The big hangup with addressing the regional fleet is the airline’s unresolved contract situation with its own pilots. The interim agreement allows the airline’s regional associates to operate only 110 large regional jets on US Airway’s behalf. The only way to get that number increased is a new agreement. Good luck with that.

So for now, US Airways has decided to kick the can down the road a bit. During their quarterly earnings conference call, they announced that they were reacquiring five 99-seat Embraer 190s. The E190s are treated a bit oddly in the interim agreement — the are flown by US Airways mainline pilots but don’t count toward the minimum mainline fleet size in the contract. US Airways is currently at the minimum mainline fleet count, so the E190s represent one of the few ways for the airline to cut capacity. Which they did a few years back, selling 10 of their 25 E190s to Republic’s Frontier unit.

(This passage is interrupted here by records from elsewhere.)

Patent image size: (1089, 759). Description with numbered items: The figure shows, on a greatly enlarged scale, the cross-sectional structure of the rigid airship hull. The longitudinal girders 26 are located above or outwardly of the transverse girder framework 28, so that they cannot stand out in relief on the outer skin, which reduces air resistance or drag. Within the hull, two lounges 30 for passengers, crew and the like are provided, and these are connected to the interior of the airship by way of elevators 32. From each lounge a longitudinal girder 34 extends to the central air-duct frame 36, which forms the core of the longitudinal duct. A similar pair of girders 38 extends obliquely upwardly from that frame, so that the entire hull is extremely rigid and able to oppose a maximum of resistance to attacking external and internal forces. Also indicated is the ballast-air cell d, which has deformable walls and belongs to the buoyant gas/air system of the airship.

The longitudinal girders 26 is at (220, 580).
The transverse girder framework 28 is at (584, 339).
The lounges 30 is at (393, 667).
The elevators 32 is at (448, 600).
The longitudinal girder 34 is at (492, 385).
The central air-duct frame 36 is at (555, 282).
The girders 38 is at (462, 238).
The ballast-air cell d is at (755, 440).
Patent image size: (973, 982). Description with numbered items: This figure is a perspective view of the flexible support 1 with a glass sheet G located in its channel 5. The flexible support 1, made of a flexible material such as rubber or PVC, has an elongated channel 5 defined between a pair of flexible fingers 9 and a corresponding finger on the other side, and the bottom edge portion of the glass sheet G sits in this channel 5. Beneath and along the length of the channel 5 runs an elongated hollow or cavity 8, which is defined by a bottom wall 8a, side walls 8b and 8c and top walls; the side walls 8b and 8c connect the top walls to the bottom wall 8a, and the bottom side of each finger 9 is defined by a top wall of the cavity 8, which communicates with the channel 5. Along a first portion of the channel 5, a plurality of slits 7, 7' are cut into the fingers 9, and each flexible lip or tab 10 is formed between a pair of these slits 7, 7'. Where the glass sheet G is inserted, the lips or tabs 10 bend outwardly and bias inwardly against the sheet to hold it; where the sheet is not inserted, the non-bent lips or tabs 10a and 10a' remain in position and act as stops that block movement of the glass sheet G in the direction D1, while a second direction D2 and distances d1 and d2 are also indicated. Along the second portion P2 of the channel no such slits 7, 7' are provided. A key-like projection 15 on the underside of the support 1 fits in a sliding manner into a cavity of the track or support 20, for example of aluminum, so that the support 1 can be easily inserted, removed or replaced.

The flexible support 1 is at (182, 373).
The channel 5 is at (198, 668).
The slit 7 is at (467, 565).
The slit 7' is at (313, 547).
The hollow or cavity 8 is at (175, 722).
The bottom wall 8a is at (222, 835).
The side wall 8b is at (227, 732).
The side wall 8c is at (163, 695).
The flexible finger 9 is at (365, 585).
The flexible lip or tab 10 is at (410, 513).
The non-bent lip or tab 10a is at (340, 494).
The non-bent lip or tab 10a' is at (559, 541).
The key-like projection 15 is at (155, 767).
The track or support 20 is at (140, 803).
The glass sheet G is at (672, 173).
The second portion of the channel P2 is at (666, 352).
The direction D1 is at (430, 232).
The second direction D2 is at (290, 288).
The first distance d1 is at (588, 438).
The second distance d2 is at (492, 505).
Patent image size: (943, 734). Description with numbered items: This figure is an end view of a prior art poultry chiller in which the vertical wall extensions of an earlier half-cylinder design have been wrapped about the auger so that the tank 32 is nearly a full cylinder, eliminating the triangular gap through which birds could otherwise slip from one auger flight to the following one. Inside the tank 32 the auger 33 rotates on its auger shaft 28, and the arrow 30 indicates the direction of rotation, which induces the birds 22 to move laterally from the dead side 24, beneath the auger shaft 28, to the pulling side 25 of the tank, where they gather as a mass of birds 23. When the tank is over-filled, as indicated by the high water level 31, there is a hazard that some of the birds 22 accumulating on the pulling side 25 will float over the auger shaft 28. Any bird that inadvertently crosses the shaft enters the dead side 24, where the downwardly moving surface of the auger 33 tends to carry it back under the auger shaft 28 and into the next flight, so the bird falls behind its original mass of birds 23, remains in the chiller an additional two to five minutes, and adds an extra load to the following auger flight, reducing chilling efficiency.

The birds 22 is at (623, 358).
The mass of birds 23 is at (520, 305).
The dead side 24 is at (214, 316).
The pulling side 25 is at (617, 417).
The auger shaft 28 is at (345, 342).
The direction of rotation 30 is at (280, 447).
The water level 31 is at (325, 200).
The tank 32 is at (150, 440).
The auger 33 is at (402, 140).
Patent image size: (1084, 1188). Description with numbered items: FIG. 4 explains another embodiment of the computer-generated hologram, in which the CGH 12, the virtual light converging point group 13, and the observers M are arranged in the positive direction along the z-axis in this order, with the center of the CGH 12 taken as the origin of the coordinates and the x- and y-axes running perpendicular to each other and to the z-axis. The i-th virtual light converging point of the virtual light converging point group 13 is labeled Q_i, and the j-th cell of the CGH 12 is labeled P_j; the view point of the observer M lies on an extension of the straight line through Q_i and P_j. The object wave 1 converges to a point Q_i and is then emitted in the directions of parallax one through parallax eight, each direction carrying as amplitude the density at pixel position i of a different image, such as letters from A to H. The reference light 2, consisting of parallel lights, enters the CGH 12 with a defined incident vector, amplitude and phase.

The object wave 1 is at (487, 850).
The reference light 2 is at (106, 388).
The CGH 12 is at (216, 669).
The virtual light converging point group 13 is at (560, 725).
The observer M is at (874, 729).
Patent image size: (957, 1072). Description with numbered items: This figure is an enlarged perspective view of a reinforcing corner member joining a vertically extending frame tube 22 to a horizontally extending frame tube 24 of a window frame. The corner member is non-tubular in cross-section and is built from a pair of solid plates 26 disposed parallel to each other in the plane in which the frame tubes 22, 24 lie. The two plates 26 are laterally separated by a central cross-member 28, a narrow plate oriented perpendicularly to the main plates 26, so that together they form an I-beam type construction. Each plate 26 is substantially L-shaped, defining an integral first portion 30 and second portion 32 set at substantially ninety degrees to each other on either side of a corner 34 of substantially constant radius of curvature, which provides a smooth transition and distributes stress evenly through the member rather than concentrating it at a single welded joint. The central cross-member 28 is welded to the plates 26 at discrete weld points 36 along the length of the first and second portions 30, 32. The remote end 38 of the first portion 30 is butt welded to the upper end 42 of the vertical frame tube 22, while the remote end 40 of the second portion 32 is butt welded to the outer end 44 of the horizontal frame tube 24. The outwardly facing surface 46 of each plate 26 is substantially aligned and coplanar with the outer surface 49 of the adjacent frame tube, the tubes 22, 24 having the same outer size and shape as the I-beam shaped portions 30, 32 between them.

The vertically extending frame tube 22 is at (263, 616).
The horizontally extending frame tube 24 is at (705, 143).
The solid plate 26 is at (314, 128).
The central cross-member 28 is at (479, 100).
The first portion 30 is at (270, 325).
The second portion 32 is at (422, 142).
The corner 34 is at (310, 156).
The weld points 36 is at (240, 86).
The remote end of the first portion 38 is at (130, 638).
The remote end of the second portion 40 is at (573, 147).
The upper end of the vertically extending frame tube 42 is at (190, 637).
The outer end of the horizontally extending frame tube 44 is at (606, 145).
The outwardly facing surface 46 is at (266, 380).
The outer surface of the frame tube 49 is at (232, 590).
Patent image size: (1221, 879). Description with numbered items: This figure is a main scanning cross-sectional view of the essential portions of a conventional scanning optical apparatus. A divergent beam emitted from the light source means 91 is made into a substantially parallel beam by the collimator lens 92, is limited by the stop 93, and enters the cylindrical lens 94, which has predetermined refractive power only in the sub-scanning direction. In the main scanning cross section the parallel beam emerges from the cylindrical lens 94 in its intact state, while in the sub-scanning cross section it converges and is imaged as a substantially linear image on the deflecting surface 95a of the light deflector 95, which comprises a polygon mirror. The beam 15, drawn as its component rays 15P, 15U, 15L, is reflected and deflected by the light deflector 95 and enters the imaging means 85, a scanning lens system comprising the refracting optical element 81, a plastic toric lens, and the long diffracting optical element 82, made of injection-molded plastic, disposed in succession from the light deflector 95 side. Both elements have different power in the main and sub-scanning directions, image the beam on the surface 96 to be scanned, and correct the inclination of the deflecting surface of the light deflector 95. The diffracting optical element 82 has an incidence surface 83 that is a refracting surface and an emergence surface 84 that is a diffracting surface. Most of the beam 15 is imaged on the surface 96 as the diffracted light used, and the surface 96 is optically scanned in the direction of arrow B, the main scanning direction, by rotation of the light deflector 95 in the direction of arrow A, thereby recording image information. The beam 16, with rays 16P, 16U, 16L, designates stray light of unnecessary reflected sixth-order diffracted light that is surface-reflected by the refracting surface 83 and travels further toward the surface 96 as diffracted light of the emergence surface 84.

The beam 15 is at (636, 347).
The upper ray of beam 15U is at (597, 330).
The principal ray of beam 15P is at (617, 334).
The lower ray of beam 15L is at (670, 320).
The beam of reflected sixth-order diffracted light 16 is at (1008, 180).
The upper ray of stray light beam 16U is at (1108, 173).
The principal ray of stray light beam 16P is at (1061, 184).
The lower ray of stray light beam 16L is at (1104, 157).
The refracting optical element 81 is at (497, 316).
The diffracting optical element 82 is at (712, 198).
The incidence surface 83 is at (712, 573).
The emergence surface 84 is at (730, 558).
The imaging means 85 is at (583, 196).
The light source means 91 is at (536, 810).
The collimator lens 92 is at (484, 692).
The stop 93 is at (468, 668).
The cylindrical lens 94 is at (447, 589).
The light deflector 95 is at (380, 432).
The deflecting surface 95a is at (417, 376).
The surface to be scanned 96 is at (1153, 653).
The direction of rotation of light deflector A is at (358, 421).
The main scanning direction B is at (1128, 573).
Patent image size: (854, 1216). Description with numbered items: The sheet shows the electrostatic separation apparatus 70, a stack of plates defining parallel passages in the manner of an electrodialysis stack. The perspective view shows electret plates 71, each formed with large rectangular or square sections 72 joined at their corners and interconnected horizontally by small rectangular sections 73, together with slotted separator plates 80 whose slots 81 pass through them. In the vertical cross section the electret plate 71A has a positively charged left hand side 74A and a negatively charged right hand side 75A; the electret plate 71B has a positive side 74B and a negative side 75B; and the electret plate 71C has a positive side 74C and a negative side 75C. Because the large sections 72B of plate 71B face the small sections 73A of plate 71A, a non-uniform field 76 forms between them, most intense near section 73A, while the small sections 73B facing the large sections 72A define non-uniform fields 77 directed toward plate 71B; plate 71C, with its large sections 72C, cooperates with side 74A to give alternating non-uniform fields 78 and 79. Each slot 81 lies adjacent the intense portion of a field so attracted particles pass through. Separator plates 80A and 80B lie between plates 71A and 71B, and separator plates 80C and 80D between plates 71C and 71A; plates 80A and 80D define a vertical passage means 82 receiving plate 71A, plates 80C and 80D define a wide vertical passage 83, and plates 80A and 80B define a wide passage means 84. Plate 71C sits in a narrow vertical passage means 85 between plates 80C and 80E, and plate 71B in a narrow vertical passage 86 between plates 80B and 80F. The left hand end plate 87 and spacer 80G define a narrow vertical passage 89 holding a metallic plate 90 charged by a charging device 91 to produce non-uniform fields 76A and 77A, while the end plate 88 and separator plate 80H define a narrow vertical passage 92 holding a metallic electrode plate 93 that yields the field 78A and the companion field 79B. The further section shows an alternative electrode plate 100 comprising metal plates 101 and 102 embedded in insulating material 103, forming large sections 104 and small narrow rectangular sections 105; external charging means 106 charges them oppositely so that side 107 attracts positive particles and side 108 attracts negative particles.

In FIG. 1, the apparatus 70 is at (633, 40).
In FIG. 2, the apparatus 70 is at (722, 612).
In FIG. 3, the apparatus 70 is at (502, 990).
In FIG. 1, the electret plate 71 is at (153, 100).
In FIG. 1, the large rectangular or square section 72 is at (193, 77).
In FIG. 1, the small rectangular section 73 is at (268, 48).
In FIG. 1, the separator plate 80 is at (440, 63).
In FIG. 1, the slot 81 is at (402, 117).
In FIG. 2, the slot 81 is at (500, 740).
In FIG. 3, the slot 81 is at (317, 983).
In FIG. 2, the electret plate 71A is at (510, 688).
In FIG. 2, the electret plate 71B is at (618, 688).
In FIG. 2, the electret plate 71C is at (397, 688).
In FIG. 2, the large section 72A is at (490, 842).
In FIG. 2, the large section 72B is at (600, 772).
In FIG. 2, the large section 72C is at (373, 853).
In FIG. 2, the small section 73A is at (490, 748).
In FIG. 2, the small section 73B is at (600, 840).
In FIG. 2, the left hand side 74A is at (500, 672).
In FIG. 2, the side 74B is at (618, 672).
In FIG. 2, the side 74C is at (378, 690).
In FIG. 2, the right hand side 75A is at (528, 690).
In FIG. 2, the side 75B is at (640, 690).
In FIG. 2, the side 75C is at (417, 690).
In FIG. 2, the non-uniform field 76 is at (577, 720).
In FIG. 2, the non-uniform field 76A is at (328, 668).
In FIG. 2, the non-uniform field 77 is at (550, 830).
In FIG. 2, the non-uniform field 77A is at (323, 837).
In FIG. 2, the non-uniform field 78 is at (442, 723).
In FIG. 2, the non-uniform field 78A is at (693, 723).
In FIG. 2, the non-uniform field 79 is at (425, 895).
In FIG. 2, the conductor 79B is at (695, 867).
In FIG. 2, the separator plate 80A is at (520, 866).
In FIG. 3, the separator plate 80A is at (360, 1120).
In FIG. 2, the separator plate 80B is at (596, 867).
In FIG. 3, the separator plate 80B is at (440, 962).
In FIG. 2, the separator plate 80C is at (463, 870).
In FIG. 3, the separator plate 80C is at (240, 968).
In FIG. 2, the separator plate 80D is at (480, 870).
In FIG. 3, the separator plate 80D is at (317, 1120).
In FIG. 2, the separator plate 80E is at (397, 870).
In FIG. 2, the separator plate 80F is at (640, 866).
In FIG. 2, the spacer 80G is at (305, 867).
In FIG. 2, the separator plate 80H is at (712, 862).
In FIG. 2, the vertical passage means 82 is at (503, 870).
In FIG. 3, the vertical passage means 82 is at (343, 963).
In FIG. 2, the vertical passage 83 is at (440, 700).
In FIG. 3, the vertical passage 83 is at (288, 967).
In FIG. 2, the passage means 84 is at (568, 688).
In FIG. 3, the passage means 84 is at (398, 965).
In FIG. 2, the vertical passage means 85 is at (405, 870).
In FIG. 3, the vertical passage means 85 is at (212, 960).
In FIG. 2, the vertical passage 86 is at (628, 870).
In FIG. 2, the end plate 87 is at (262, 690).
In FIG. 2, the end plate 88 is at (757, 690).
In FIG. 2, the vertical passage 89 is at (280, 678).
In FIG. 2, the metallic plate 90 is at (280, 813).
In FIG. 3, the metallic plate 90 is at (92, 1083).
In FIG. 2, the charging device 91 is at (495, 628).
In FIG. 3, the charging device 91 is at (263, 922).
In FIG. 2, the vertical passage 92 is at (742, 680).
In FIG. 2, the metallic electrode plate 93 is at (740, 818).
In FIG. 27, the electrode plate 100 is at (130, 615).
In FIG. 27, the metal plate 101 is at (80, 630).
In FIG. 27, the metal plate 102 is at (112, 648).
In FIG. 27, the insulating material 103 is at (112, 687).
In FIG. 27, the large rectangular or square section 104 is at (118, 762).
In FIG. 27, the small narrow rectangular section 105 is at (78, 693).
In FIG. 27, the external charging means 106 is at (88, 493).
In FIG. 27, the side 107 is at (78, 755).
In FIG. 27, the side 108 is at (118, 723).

As Frontier continues to struggle, Republic is now selling five of them back to US Airways, allowing US Airways to retire some older regional capacity (presumably old DHC-100s).

US Airways could presumably also buy back the other five E190s that Frontier currently operates but beyond that it faces a more difficult decision on what to about its regional flying. To make matters worse, Delta has upped the ante with an agreement to replace 218 50-seat regional jets with 70 mainline Boeing 717s and 70 large regional jets. If US Airways doesn’t merge with American Airlines, something has happen, not necessarily immediately, but certainly in the next two or three years. And that more than anything else will put pressure on US Airways to resolve the pilots contract issue, with a likely gramework being an increase in mainline flying in exchange for allowing regional partners to fly more large regional jets.